Depthfirst $40 million Series A Funding: Arming Defenders in the AI Arms Race
Cybersecurity startup Depthfirst has raised $40 million in a Series A round led by Accel. Founded by veterans from DeepMind and Amazon, the company is building an AI-native defense platform.
Software is now written faster than it can be secured. As cybercriminals leverage AI to automate everything from malware creation to social engineering, the defensive side is finally getting a massive reinforcement. Depthfirst, an AI-native security startup, announced a $40 million Series A round on Wednesday to tip the scales back in favor of defenders.
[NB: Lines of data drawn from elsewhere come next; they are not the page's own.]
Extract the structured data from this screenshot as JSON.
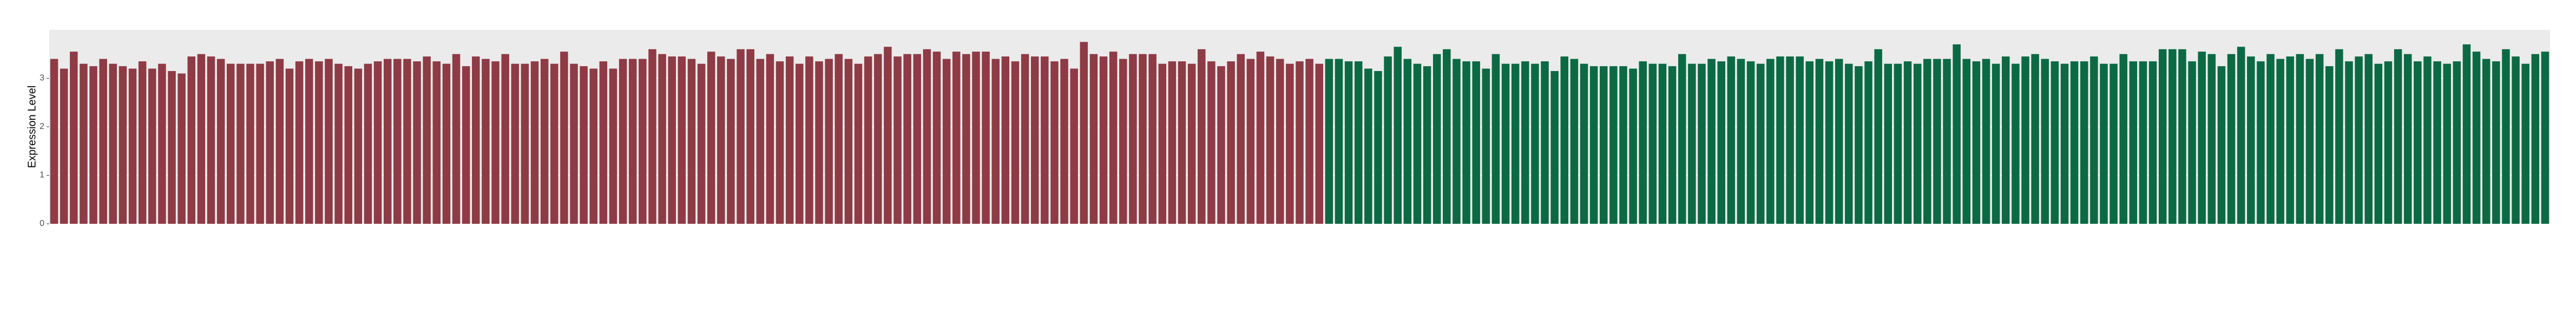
{
  "chart_data": {
    "type": "bar",
    "y_label": "Expression Level",
    "categories": [
      null,
      null,
      null,
      null,
      null,
      null,
      null,
      null,
      null,
      null,
      null,
      null,
      null,
      null,
      null,
      null,
      null,
      null,
      null,
      null,
      null,
      null,
      null,
      null,
      null,
      null,
      null,
      null,
      null,
      null,
      null,
      null,
      null,
      null,
      null,
      null,
      null,
      null,
      null,
      null,
      null,
      null,
      null,
      null,
      null,
      null,
      null,
      null,
      null,
      null,
      null,
      null,
      null,
      null,
      null,
      null,
      null,
      null,
      null,
      null,
      null,
      null,
      null,
      null,
      null,
      null,
      null,
      null,
      null,
      null,
      null,
      null,
      null,
      null,
      null,
      null,
      null,
      null,
      null,
      null,
      null,
      null,
      null,
      null,
      null,
      null,
      null,
      null,
      null,
      null,
      null,
      null,
      null,
      null,
      null,
      null,
      null,
      null,
      null,
      null,
      null,
      null,
      null,
      null,
      null,
      null,
      null,
      null,
      null,
      null,
      null,
      null,
      null,
      null,
      null,
      null,
      null,
      null,
      null,
      null,
      null,
      null,
      null,
      null,
      null,
      null,
      null,
      null,
      null,
      null,
      null,
      null,
      null,
      null,
      null,
      null,
      null,
      null,
      null,
      null,
      null,
      null,
      null,
      null,
      null,
      null,
      null,
      null,
      null,
      null,
      null,
      null,
      null,
      null,
      null,
      null,
      null,
      null,
      null,
      null,
      null,
      null,
      null,
      null,
      null,
      null,
      null,
      null,
      null,
      null,
      null,
      null,
      null,
      null,
      null,
      null,
      null,
      null,
      null,
      null,
      null,
      null,
      null,
      null,
      null,
      null,
      null,
      null,
      null,
      null,
      null,
      null,
      null,
      null,
      null,
      null,
      null,
      null,
      null,
      null,
      null,
      null,
      null,
      null,
      null,
      null,
      null,
      null,
      null,
      null,
      null,
      null,
      null,
      null,
      null,
      null,
      null,
      null,
      null,
      null,
      null,
      null,
      null,
      null,
      null,
      null,
      null,
      null,
      null,
      null,
      null,
      null,
      null,
      null,
      null,
      null,
      null,
      null,
      null,
      null,
      null,
      null,
      null,
      null,
      null,
      null,
      null,
      null,
      null,
      null,
      null,
      null,
      null,
      null,
      null
    ],
    "series": [
      {
        "color": "#8e3b46",
        "values": [
          3.4,
          3.2,
          3.55,
          3.3,
          3.25,
          3.4,
          3.3,
          3.25,
          3.2,
          3.35,
          3.2,
          3.3,
          3.15,
          3.1,
          3.45,
          3.5,
          3.45,
          3.4,
          3.3,
          3.3,
          3.3,
          3.3,
          3.35,
          3.4,
          3.2,
          3.35,
          3.4,
          3.35,
          3.4,
          3.3,
          3.25,
          3.2,
          3.3,
          3.35,
          3.4,
          3.4,
          3.4,
          3.35,
          3.45,
          3.35,
          3.3,
          3.5,
          3.25,
          3.45,
          3.4,
          3.35,
          3.5,
          3.3,
          3.3,
          3.35,
          3.4,
          3.3,
          3.55,
          3.3,
          3.25,
          3.2,
          3.35,
          3.2,
          3.4,
          3.4,
          3.4,
          3.6,
          3.5,
          3.45,
          3.45,
          3.4,
          3.3,
          3.55,
          3.45,
          3.4,
          3.6,
          3.6,
          3.4,
          3.5,
          3.35,
          3.45,
          3.3,
          3.45,
          3.35,
          3.4,
          3.5,
          3.4,
          3.3,
          3.45,
          3.5,
          3.65,
          3.45,
          3.5,
          3.5,
          3.6,
          3.55,
          3.4,
          3.55,
          3.5,
          3.55,
          3.55,
          3.4,
          3.45,
          3.35,
          3.5,
          3.45,
          3.45,
          3.35,
          3.4,
          3.2,
          3.75,
          3.5,
          3.45,
          3.55,
          3.4,
          3.5,
          3.5,
          3.5,
          3.3,
          3.35,
          3.35,
          3.3,
          3.6,
          3.35,
          3.25,
          3.35,
          3.5,
          3.4,
          3.55,
          3.45,
          3.4,
          3.3,
          3.35,
          3.4,
          3.3,
          null,
          null,
          null,
          null,
          null,
          null,
          null,
          null,
          null,
          null,
          null,
          null,
          null,
          null,
          null,
          null,
          null,
          null,
          null,
          null,
          null,
          null,
          null,
          null,
          null,
          null,
          null,
          null,
          null,
          null,
          null,
          null,
          null,
          null,
          null,
          null,
          null,
          null,
          null,
          null,
          null,
          null,
          null,
          null,
          null,
          null,
          null,
          null,
          null,
          null,
          null,
          null,
          null,
          null,
          null,
          null,
          null,
          null,
          null,
          null,
          null,
          null,
          null,
          null,
          null,
          null,
          null,
          null,
          null,
          null,
          null,
          null,
          null,
          null,
          null,
          null,
          null,
          null,
          null,
          null,
          null,
          null,
          null,
          null,
          null,
          null,
          null,
          null,
          null,
          null,
          null,
          null,
          null,
          null,
          null,
          null,
          null,
          null,
          null,
          null,
          null,
          null,
          null,
          null,
          null,
          null,
          null,
          null,
          null,
          null,
          null,
          null,
          null,
          null,
          null,
          null,
          null,
          null,
          null,
          null,
          null,
          null,
          null,
          null,
          null
        ]
      },
      {
        "color": "#0b6a44",
        "values": [
          null,
          null,
          null,
          null,
          null,
          null,
          null,
          null,
          null,
          null,
          null,
          null,
          null,
          null,
          null,
          null,
          null,
          null,
          null,
          null,
          null,
          null,
          null,
          null,
          null,
          null,
          null,
          null,
          null,
          null,
          null,
          null,
          null,
          null,
          null,
          null,
          null,
          null,
          null,
          null,
          null,
          null,
          null,
          null,
          null,
          null,
          null,
          null,
          null,
          null,
          null,
          null,
          null,
          null,
          null,
          null,
          null,
          null,
          null,
          null,
          null,
          null,
          null,
          null,
          null,
          null,
          null,
          null,
          null,
          null,
          null,
          null,
          null,
          null,
          null,
          null,
          null,
          null,
          null,
          null,
          null,
          null,
          null,
          null,
          null,
          null,
          null,
          null,
          null,
          null,
          null,
          null,
          null,
          null,
          null,
          null,
          null,
          null,
          null,
          null,
          null,
          null,
          null,
          null,
          null,
          null,
          null,
          null,
          null,
          null,
          null,
          null,
          null,
          null,
          null,
          null,
          null,
          null,
          null,
          null,
          null,
          null,
          null,
          null,
          null,
          null,
          null,
          null,
          null,
          null,
          3.4,
          3.4,
          3.35,
          3.35,
          3.2,
          3.15,
          3.45,
          3.65,
          3.4,
          3.3,
          3.25,
          3.5,
          3.6,
          3.4,
          3.35,
          3.35,
          3.2,
          3.5,
          3.3,
          3.3,
          3.35,
          3.3,
          3.35,
          3.15,
          3.45,
          3.4,
          3.3,
          3.25,
          3.25,
          3.25,
          3.25,
          3.2,
          3.35,
          3.3,
          3.3,
          3.25,
          3.5,
          3.3,
          3.3,
          3.4,
          3.35,
          3.45,
          3.4,
          3.35,
          3.3,
          3.4,
          3.45,
          3.45,
          3.45,
          3.35,
          3.4,
          3.35,
          3.4,
          3.3,
          3.25,
          3.35,
          3.6,
          3.3,
          3.3,
          3.35,
          3.3,
          3.4,
          3.4,
          3.4,
          3.7,
          3.4,
          3.35,
          3.4,
          3.3,
          3.45,
          3.3,
          3.45,
          3.5,
          3.4,
          3.35,
          3.3,
          3.35,
          3.35,
          3.45,
          3.3,
          3.3,
          3.5,
          3.35,
          3.35,
          3.35,
          3.6,
          3.6,
          3.6,
          3.35,
          3.55,
          3.5,
          3.25,
          3.5,
          3.65,
          3.45,
          3.35,
          3.5,
          3.4,
          3.45,
          3.5,
          3.4,
          3.5,
          3.25,
          3.6,
          3.35,
          3.45,
          3.5,
          3.3,
          3.35,
          3.6,
          3.5,
          3.35,
          3.45,
          3.35,
          3.3,
          3.35,
          3.7,
          3.55,
          3.4,
          3.35,
          3.6,
          3.45,
          3.3,
          3.5,
          3.55
        ]
      }
    ],
    "ylim": [
      0,
      4
    ],
    "yticks": [
      0,
      1,
      2,
      3
    ],
    "grid": true
  }
}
Depthfirst $40 Million Series A and the General Security Intelligence Platform
According to Reuters, the funding round was led by Accel, with notable participation from SV Angel, Mantis VC, and Alt Capital. Founded in October 2024, Depthfirst offers a suite called General Security Intelligence. This AI-native platform helps enterprises scan codebases and monitor workflows for signs of credential exposure or threats in open-source components.
"AI has already changed how attackers work. Defense has to evolve just as fundamentally," said Qasim Mithani, co-founder and CEO of Depthfirst. He noted that automation has fundamentally shifted the execution of cyberattacks, requiring a parallel shift in security operations.
DeepMind and Amazon Veterans Driving Security Innovation
The company's pedigree is a blend of top-tier AI research and deep security engineering. Mithani previously spent time at Databricks and Amazon. CTO Andrea Michi joins from Google DeepMind, and co-founder Daniele Perito was formerly the head of security engineering at Square (Block).
With partnerships already established with firms like AngelList and Moveworks, Depthfirst plans to use the new capital to scale its applied research and sales teams. This comes at a critical time; just last November, Anthropic reported thwarting the first known AI-orchestrated espionage campaign, signaling that AI-driven exploits are no longer theoretical.